Top secret, ha! No, it’s the opposite of secret. I’ve written all about what I do to gather a new set of malware samples. It’s right here.
I don’t line up products and test them all at once the way the big labs do. I test and review products individually at the time the security companies release or update them. So, it’s important that I use the same set of samples for an apples-to-apples comparison.
On the other hand, if I kept the same samples for too long, I’d wind up testing some apps twice with the same collection, which could give them an unfair advantage. Balancing those two needs, I round up a new set of samples once a year, in early spring. I’m literally in the process of doing that right now.
What role do independent testing institutions like AV-Test, MRG Effitas, and SE Labs play for your reviews?
Their lab test reports are invaluable, in two ways. First, the fact that a product even appears in the results means that the lab team found it important enough to consider, and that the antivirus company considered this kind of testing valuable. Second, of course, a set of high scores from multiple labs is excellent evidence that the product is effective. Any time I find that my hands-on results don’t align with the lab reports, I give more weight to the labs.
You have been on AMTSO’s advisory board for many years. From your perspective, which impact does AMTSO have on antimalware testing?
I wasn’t at the AMTSO founding meeting in Barcelona, but I hear it was fraught. Significant tension between testers and vendors, and a few declarations that the organization was doomed to fail. Clearly it didn’t fail!
I was privileged to attend a planning meeting of the Board and Advisory Board in Canterbury a few years later. That meeting hashed out a lot of what AMTSO is now, though it took a while to grow into the model we dreamed of. I’ve heard rumors that the brainstorming pages from the easels in that meeting are stored in an AMTSO crypt somewhere.
One big thing that came from that meeting was a strong understanding that AMTSO needs a set of standards. Now that we’ve really codified those standards, I think the biggest impact is lowered friction between vendors and testers. Everything is clear, and there’s a process for handling disagreements. The standard and guidelines also help newcomers get into testing without having to make all the same old mistakes.
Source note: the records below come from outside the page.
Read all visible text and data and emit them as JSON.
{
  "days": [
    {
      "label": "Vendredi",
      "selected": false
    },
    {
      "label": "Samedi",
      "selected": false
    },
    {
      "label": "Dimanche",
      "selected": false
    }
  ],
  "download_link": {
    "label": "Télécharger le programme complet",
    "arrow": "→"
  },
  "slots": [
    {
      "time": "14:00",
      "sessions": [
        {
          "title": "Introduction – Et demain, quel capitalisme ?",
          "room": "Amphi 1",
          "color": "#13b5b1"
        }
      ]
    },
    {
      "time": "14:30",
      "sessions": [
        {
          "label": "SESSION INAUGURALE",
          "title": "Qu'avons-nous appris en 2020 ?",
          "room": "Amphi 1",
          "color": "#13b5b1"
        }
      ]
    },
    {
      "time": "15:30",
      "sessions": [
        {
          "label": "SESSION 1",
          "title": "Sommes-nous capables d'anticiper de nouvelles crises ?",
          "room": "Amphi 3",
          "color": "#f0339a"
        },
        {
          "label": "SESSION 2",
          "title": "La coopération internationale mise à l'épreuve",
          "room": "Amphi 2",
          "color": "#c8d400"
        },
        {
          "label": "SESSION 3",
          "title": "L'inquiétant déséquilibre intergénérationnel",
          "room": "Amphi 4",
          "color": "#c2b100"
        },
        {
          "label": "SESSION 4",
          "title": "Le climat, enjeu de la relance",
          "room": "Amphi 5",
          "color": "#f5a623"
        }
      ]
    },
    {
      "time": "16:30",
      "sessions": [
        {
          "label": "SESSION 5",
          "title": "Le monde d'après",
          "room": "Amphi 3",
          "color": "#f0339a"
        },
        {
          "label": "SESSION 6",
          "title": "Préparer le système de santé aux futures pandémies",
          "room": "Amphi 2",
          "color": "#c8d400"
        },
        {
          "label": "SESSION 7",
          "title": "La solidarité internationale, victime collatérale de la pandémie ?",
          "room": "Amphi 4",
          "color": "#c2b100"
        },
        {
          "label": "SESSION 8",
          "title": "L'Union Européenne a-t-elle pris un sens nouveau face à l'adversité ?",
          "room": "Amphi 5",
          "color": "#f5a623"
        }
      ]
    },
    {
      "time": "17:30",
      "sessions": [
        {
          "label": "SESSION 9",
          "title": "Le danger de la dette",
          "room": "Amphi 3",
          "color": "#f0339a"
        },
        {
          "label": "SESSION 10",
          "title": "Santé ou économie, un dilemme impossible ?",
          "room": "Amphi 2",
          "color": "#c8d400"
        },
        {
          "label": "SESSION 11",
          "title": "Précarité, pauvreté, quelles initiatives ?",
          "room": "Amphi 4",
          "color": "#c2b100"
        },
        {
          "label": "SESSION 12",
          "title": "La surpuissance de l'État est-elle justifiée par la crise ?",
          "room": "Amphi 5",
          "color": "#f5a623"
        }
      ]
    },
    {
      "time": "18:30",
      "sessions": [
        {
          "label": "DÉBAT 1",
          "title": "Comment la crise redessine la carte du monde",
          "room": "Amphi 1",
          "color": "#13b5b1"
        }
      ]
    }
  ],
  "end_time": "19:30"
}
Looking at consumer safety, do you feel consumers today are more, or less secure than ten years ago?
My view is that consumer cybersecurity is in balance, always about the same. If a new type of threat emerges and affects consumers, two things happen. First, some people (not many) spring into action to better care for their security. Maybe they sign up for an identity theft recovery service, or upgrade from antivirus protection to a full-on suite. Second, the security companies work to counter this new type of threat. For both those reasons, we swing back to a balance.
While consumer security stays about the same, I think consumer privacy is more endangered than 10 years ago. Hardly a week goes by without a new data breach. And the breaches pile up—once your data is exposed, it stays exposed. There’s nothing you or I can do about a breach that happens because someone, somewhere made a mistake. All we can really do is watch for signs that someone is playing fast and loose with our data, and head off any attempts at identity theft.
What are the next big cybersecurity issues you think consumer safety companies should watch out and prepare solutions for?
I’m not a fan of predictions. I receive a lot of predictions in email, and I carefully archive them to my predictions folder, unread. I don’t imagine I can know what the next big thing in cyber danger will be. The important thing is that researchers aiming to maintain protection for consumers spot that next big thing the moment it appears, if not sooner, and get to work counteracting it. And of course, the testers must invent ways to verify that the new techniques actually work.
Statements made by individuals may not reflect the views or opinions of their employers, of other AMTSO members, or of the organization as a whole.